Copenhagen blast suspect denies terror charges
A Chechen-born man arrested after a blast at a Copenhagen hotel last year denied terror charges Monday as his trial opened saying he was not planning an attack.
Lors Dukayev, a 25-year-old former boxer, told the Copenhagen court he came to Denmark last year as a tourist for a two-day trip and had several years ago simply "happened upon" the explosives he had brought with him from Belgium, where he is a resident.
Dukayev, who lost a leg after reportedly being struck by a landmine in Chechnya when he was 12 years old, was arrested last September 10 shortly after mistakenly setting off a small blast in the budget Joergensen hotel in the centre of the Danish capital.
He is facing charges of terrorism and illegal use of explosives and could get up to life in prison if found guilty.
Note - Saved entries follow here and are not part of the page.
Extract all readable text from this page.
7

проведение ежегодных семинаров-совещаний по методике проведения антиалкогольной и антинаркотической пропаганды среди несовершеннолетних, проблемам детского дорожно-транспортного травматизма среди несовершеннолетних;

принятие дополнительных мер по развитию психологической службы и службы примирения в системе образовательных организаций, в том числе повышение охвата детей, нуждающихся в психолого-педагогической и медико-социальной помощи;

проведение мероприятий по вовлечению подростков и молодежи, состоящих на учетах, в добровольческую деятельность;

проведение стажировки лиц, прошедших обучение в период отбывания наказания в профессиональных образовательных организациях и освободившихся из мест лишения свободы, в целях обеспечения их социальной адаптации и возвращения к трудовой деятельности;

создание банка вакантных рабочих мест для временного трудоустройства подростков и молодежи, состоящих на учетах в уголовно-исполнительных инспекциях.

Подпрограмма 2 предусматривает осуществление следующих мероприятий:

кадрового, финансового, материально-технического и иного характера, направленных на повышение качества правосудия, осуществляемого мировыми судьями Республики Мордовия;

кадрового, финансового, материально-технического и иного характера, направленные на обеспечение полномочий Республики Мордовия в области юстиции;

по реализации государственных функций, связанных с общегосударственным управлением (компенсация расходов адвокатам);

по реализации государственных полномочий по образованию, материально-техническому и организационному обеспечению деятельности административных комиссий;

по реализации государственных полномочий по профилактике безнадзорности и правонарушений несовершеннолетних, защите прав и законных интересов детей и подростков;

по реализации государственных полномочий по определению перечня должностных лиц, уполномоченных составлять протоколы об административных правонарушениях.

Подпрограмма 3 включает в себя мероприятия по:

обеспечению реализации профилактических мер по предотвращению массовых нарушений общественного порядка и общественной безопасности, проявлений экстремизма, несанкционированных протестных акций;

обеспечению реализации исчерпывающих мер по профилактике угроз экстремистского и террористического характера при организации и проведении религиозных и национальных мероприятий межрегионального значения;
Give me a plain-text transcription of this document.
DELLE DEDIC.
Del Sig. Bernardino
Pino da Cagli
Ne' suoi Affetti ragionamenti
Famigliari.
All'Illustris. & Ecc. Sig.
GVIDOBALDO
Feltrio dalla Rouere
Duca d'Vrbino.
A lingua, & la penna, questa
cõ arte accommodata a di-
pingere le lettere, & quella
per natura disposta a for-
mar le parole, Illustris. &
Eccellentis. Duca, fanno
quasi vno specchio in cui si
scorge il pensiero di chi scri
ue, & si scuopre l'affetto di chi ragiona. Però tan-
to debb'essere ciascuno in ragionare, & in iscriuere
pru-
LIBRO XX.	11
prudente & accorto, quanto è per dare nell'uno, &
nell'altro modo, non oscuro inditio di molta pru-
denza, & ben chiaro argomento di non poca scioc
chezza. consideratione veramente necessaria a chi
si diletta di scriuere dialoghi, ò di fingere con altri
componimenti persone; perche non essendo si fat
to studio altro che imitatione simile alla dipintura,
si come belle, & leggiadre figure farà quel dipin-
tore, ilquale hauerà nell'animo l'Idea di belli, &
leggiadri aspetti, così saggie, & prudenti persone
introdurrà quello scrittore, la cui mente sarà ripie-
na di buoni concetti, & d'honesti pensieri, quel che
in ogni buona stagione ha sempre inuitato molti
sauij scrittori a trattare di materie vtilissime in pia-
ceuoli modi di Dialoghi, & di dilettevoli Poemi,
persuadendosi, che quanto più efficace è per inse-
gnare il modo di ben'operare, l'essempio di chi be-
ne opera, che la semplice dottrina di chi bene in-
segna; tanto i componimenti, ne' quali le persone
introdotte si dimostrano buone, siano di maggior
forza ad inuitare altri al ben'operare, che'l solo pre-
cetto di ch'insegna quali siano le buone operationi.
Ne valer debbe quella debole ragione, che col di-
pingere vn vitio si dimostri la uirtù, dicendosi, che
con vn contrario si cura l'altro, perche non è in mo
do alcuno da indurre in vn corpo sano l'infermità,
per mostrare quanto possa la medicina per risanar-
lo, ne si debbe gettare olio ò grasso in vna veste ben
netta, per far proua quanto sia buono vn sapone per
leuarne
Dukayev, who was the only one injured in the blast, has denied any links to terrorism but did admit to making a bomb for "self defence", according to the prosecutor..
"I put some explosive material in a metal pipe and put a detonator on it," he told the court, according Danish media, insisting though he had not received instructions on how to put together the bomb.
"I have lived in a country with war," he pointed out.
When asked what he had been doing in the lavatory of the Joergensen hotel on the day of the explosion, he explained that he had wanted to re-pack the explosives to make them safer to carry on his trip back to Belgium.
"I felt it was too dangerous to keep the way I had done it. I tried to open the box ... but (it fell down) and exploded," he said.
He vehemently rejected Monday that he had been planning to send the rigged package to the Jyllands-Posten daily, which has been the target of numerous attack plots since it first published 12 controversial cartoons of the Prophet Mohammed in 2005.
"I didn't even know that the cartoons existed," he told the court.
And while he admitted he had accessed the Jyllands-Posten website shortly before the blast, he said it was simply because he had seen a paper version of the newspaper and had wanted to check if other language versions were available online so he could check for job listings.
"I had never heard of Jyllands-Posten before. I just entered the name of the newspaper that was on the table," he said.
The former boxer, who refused to answer questions on why he also brought a gun and 40 rounds of ammunition with him to Denmark, meanwhile explained to the court that he had removed the identification number of his prosthetic leg "because according to Islam you are not permitted to have tattoos."
The trial is set to last two weeks with a verdict expected at the end of May.